The School of Mirrors
Eva Stachniak focuses on an intense era: France from 1755 to 1793. The School of Mirrors is a three-generation epic, divided into five parts. As the story opens, King Louis XV is a man who fancies beautiful girls of lower-class origins, to be trained in Versailles in obedience and the gracious arts. Véronique, the narrator of the early sections, becomes his favorite, believing her patron to be a Polish count related to the queen. Through her initially innocent eyes, we see Versailles and its occupants including, briefly, the queen and Madame de Pompadour. The rest of the book changes to third person, shifting to Marie-Louise, a young girl raised as a ward on the palace grounds who desperately wishes she knew her mother, but no one will tell her. She grows up harshly treated and poorly educated until removed to Paris by the king’s valet/business manager. Marie-Louise is a lively girl interested in science and a larger realm. Her midwifery training in Paris adds plot twists and intriguing female characters.
The School of Mirrors gives us inside views of royalty and the politics behind the French Revolution and the Reign of Terror.

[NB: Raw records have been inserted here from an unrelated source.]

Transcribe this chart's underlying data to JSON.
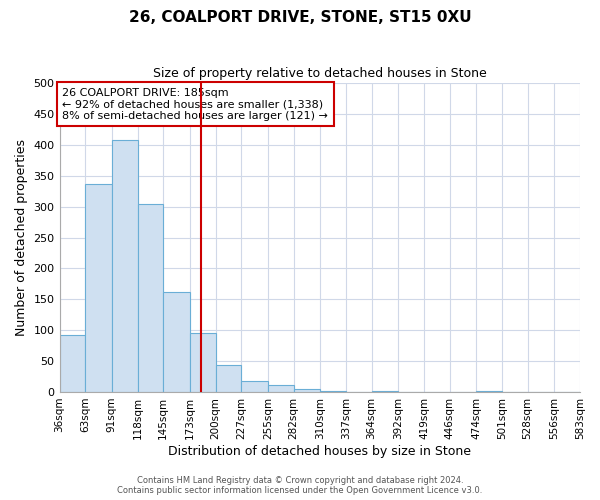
{
  "title": "26, COALPORT DRIVE, STONE, ST15 0XU",
  "subtitle": "Size of property relative to detached houses in Stone",
  "xlabel": "Distribution of detached houses by size in Stone",
  "ylabel": "Number of detached properties",
  "footer_line1": "Contains HM Land Registry data © Crown copyright and database right 2024.",
  "footer_line2": "Contains public sector information licensed under the Open Government Licence v3.0.",
  "bin_edges": [
    36,
    63,
    91,
    118,
    145,
    173,
    200,
    227,
    255,
    282,
    310,
    337,
    364,
    392,
    419,
    446,
    474,
    501,
    528,
    556,
    583
  ],
  "bin_labels": [
    "36sqm",
    "63sqm",
    "91sqm",
    "118sqm",
    "145sqm",
    "173sqm",
    "200sqm",
    "227sqm",
    "255sqm",
    "282sqm",
    "310sqm",
    "337sqm",
    "364sqm",
    "392sqm",
    "419sqm",
    "446sqm",
    "474sqm",
    "501sqm",
    "528sqm",
    "556sqm",
    "583sqm"
  ],
  "counts": [
    93,
    336,
    408,
    304,
    161,
    96,
    44,
    18,
    11,
    5,
    2,
    0,
    2,
    0,
    0,
    0,
    2,
    0,
    0,
    0,
    2
  ],
  "bar_color": "#cfe0f1",
  "bar_edgecolor": "#6aaed6",
  "property_size": 185,
  "vline_color": "#cc0000",
  "annotation_text_line1": "26 COALPORT DRIVE: 185sqm",
  "annotation_text_line2": "← 92% of detached houses are smaller (1,338)",
  "annotation_text_line3": "8% of semi-detached houses are larger (121) →",
  "annotation_box_edgecolor": "#cc0000",
  "ylim": [
    0,
    500
  ],
  "yticks": [
    0,
    50,
    100,
    150,
    200,
    250,
    300,
    350,
    400,
    450,
    500
  ],
  "background_color": "#ffffff",
  "grid_color": "#d0d8e8"
}
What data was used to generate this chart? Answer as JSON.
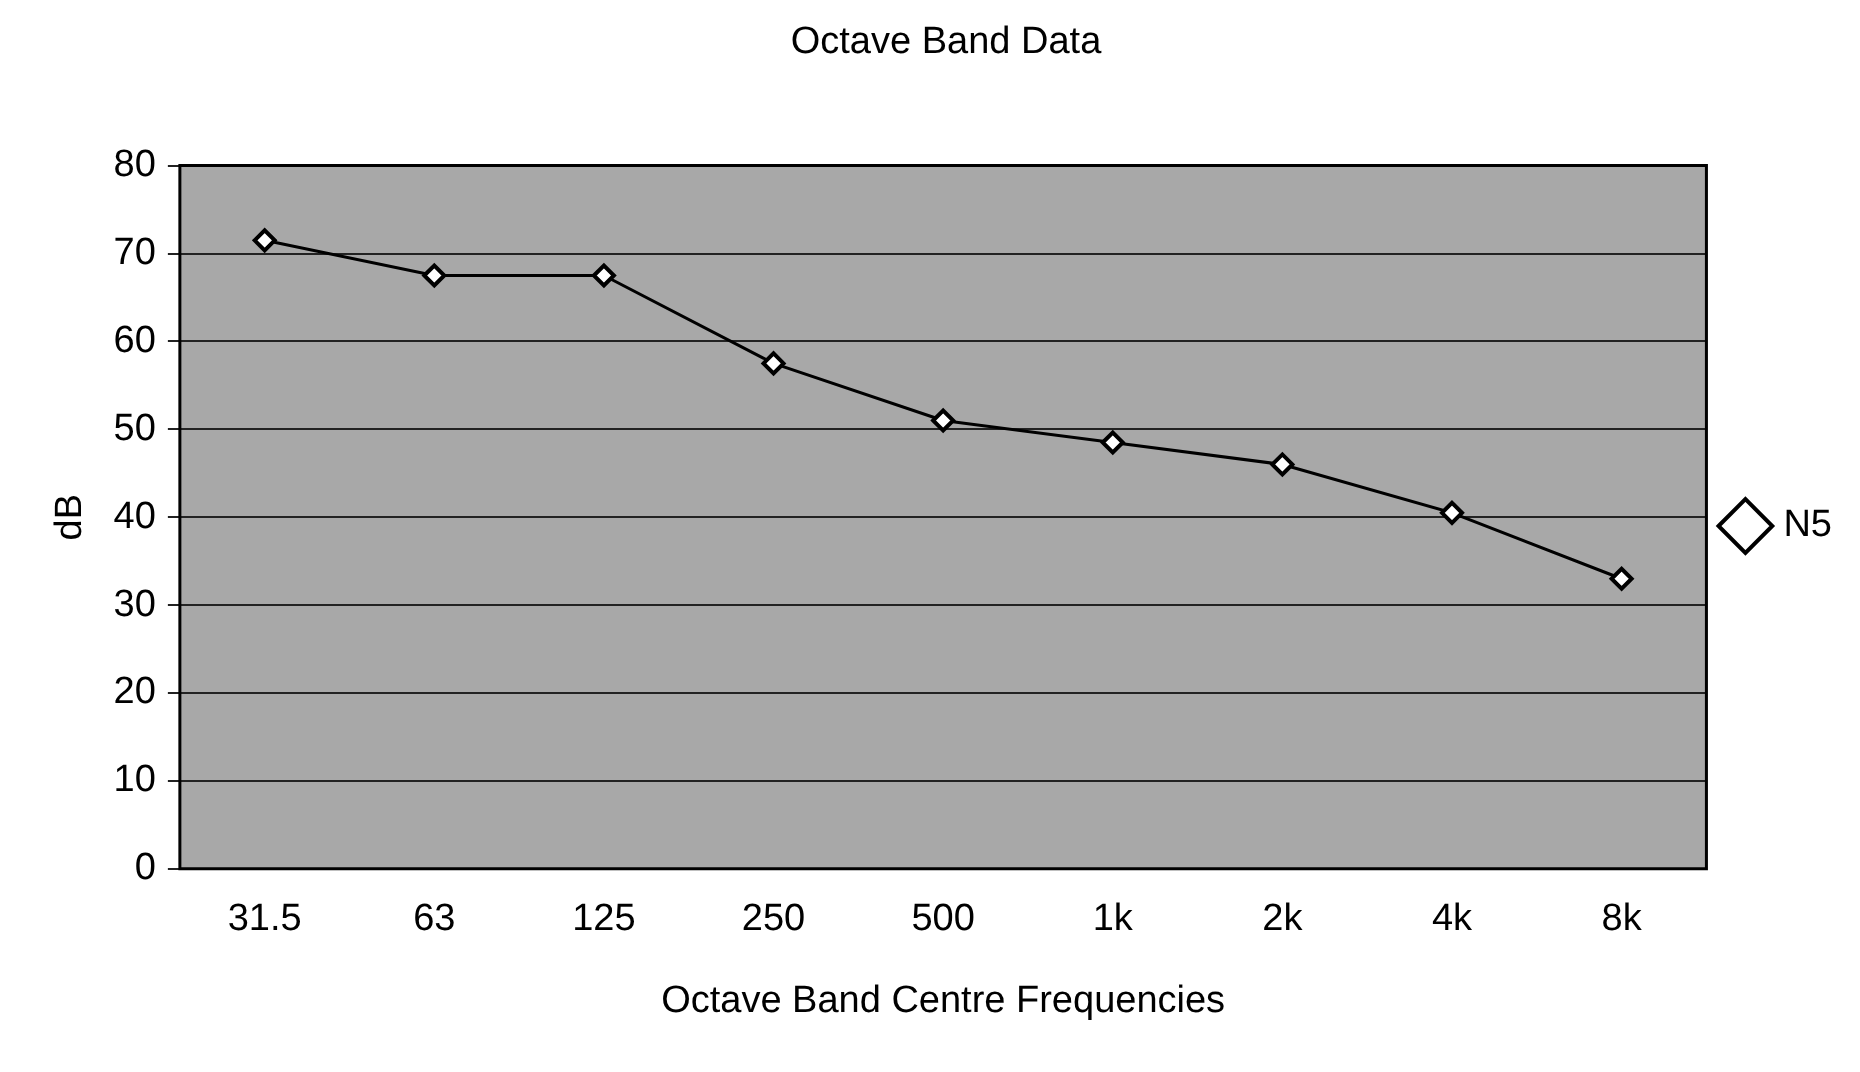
{
  "chart_data": {
    "type": "line",
    "title": "Octave Band Data",
    "xlabel": "Octave Band Centre Frequencies",
    "ylabel": "dB",
    "categories": [
      "31.5",
      "63",
      "125",
      "250",
      "500",
      "1k",
      "2k",
      "4k",
      "8k"
    ],
    "series": [
      {
        "name": "N5",
        "color": "#000000",
        "values": [
          71.5,
          67.5,
          67.5,
          57.5,
          51,
          48.5,
          46,
          40.5,
          33
        ]
      }
    ],
    "ylim": [
      0,
      80
    ],
    "yticks": [
      0,
      10,
      20,
      30,
      40,
      50,
      60,
      70,
      80
    ],
    "grid": "y",
    "legend": "right",
    "marker": "diamond"
  }
}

Elegant, somewhat decadent Versailles is contrasted with the poverty, ruthlessness, and revolutionary fervor of Paris. Marie-Louise continues to seek her mother there, but the skills she learns in her new adoptive home enable her to lead a purposeful life. She marries a lawyer who, as the revolution builds, becomes more and more committed to the cause.
Stachniak’s lively style and plot twists keep the story moving, and we care deeply about her characters and their fates. The novel is textured with details surprising even to those who know French history and have visited Versailles. This is a compelling novel and very highly recommended.